As we all know, Tregs have obvious effect in inhibiting the proliferation of T cells 22. The CFSE dilution assay found that activating ICOS could enhance the suppressive function of Tregs, but the exact mechanism is not clear. ICOS and CD28 downstream signaling events were related but distinguished 12 due to the different domains. Previous studies showed that the CD28 cytoplasmic domain (YMNM motif) could bind growth factor receptor-bound protein 2 (Grb2) to activate downstream pathway. However, the corresponding area of ICOS is YMFM, which can bind phosphatidylinositol 3-kinase (PI3-K) but not Grb2 13. It is report that cFos and cJun are the dimers of AP1, and the level of cJun is an indicator of AP1 14. Activating Ras protein could up-regulate protein kinases 1/2 (Erk1/2) and AP1 transcription factor, which combining with NFAT may induce the activation of T cells. Foxp3 and AP-1 are two competing transcription factors to occupy NFAT 14, and Foxp3 combined with NFAT may enhance the suppressive function of Tregs. The results of immune co-precipitation indicated that activating CD28 favors the tendency to NFAT: AP1 for T cell activation, while activating ICOS favors the tendency to NFAT: Foxp3 for Tregs suppressive function in the balance of NFAT: AP1 and NFAT: Foxp3. These findings suggest that ICOS signal may enhance the suppressive function of Tregs through regulating the balance of the dimer.
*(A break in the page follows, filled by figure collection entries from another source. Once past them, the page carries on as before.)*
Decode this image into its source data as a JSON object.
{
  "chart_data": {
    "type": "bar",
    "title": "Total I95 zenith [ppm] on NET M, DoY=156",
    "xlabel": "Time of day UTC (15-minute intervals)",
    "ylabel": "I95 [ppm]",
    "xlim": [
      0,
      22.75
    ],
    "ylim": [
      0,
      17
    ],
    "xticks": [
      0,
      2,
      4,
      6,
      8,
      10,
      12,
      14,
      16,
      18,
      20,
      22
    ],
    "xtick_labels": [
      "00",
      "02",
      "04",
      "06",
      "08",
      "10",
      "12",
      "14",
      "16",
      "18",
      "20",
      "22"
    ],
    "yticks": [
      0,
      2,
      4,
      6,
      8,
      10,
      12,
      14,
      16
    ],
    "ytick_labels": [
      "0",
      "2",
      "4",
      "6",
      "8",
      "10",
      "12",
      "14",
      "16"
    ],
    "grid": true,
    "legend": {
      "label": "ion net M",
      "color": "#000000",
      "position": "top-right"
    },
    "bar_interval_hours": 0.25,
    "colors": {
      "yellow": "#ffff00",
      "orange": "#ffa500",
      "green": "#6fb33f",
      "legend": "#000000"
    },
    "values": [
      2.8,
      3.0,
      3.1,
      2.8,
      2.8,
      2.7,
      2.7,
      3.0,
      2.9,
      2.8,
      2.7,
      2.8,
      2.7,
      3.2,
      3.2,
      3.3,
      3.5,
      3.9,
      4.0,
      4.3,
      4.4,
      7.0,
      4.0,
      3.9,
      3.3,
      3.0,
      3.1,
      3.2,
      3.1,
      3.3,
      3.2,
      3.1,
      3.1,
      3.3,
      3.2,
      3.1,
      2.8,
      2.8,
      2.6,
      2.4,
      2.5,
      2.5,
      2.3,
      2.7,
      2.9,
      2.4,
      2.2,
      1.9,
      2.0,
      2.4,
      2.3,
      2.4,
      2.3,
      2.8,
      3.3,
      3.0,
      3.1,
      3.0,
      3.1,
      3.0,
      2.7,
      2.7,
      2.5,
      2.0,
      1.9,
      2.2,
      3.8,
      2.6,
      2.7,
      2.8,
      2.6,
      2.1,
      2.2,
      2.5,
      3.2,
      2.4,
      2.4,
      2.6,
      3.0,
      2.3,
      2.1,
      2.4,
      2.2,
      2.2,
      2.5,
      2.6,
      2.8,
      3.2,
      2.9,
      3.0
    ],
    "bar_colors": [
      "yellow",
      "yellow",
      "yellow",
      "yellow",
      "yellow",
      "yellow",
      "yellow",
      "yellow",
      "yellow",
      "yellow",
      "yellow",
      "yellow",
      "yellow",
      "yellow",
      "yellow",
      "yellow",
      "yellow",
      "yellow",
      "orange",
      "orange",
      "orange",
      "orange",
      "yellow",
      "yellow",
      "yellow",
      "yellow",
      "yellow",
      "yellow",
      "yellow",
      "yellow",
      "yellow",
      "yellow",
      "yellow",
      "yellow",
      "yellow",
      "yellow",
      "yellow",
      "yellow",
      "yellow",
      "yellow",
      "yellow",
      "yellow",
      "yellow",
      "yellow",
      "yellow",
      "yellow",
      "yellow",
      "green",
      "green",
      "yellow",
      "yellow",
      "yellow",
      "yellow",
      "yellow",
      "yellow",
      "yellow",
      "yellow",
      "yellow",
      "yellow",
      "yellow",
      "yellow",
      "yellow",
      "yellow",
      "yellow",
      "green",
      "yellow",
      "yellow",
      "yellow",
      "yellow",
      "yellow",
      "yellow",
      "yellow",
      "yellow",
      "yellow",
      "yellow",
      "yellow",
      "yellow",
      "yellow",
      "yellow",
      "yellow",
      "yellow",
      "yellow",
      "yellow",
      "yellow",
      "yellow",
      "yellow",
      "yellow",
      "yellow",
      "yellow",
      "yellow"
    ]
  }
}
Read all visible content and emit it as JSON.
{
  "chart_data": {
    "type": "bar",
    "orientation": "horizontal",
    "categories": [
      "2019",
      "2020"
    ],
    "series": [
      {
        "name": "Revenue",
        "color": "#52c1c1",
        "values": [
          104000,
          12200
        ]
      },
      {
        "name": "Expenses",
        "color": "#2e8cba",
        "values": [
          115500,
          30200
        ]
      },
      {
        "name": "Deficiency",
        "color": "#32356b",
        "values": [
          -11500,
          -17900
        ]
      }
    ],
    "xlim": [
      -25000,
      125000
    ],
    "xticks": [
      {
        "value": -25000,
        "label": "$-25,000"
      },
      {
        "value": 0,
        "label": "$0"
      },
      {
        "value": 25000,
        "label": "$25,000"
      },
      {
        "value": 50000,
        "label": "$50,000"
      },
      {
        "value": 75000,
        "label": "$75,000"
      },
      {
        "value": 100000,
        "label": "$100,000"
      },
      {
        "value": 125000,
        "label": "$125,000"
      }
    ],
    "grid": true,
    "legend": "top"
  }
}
In addition, a study reported that Tregs have the ability to produce a huge amount of IL-10 and IL-4 to suppress immune responses 11. Interestingly, by the interaction of effector T cells with professional APC, ICOS is apparently acting as a driving force and CD28 as an attenuator of IL-10 release 22. T lymphocytes cultured with anti-CD3 + anti-ICOS mAb mainly secreted IL-4, IL-10 but not IL-2, while that cultured with anti-CD3 + anti-CD28 mAb mainly secreted IL-2 23. Our data demonstrated that activating CD3 and CD28 could up-regulate the AP1 downstream regulatory genes (IL-2 and IL-6), and activating CD3 and ICOS could up-regulate the Foxp3 downstream regulatory genes (IL-4, IL-10 and TGF-β). It is suggest that activating ICOS could enhance the suppressive function of Tregs by secreting inhibiting cytokines.

In conclusion, the present study demonstrated that ICOS signal plays a key role in regulating suppressive function and survival of regulatory T cells. In vitro experiments, activating CD3 and CD28 could activate the Ras-Erk1/2-AP1 pathway and promote T cell activation by the interaction of NFAT: AP-1. Whereas activating CD3 and ICOS could favor the tendency to the interaction of NFAT: Foxp3 for Tregs function. In addition, ICOS contributed to the survival of Tregs may through activating the PI3K-Akt pathway. These findings suggested that ICOS plays a significant role in immunological tolerance. Our study provides a clue that the Tregs-related immune escape may be mediated by ICOS signal which facilitates the interaction of NFAT: Foxp3 to favor suppressive function of Tregs. This study may provide insights into finding some useful strategies for cancer immunotherapy.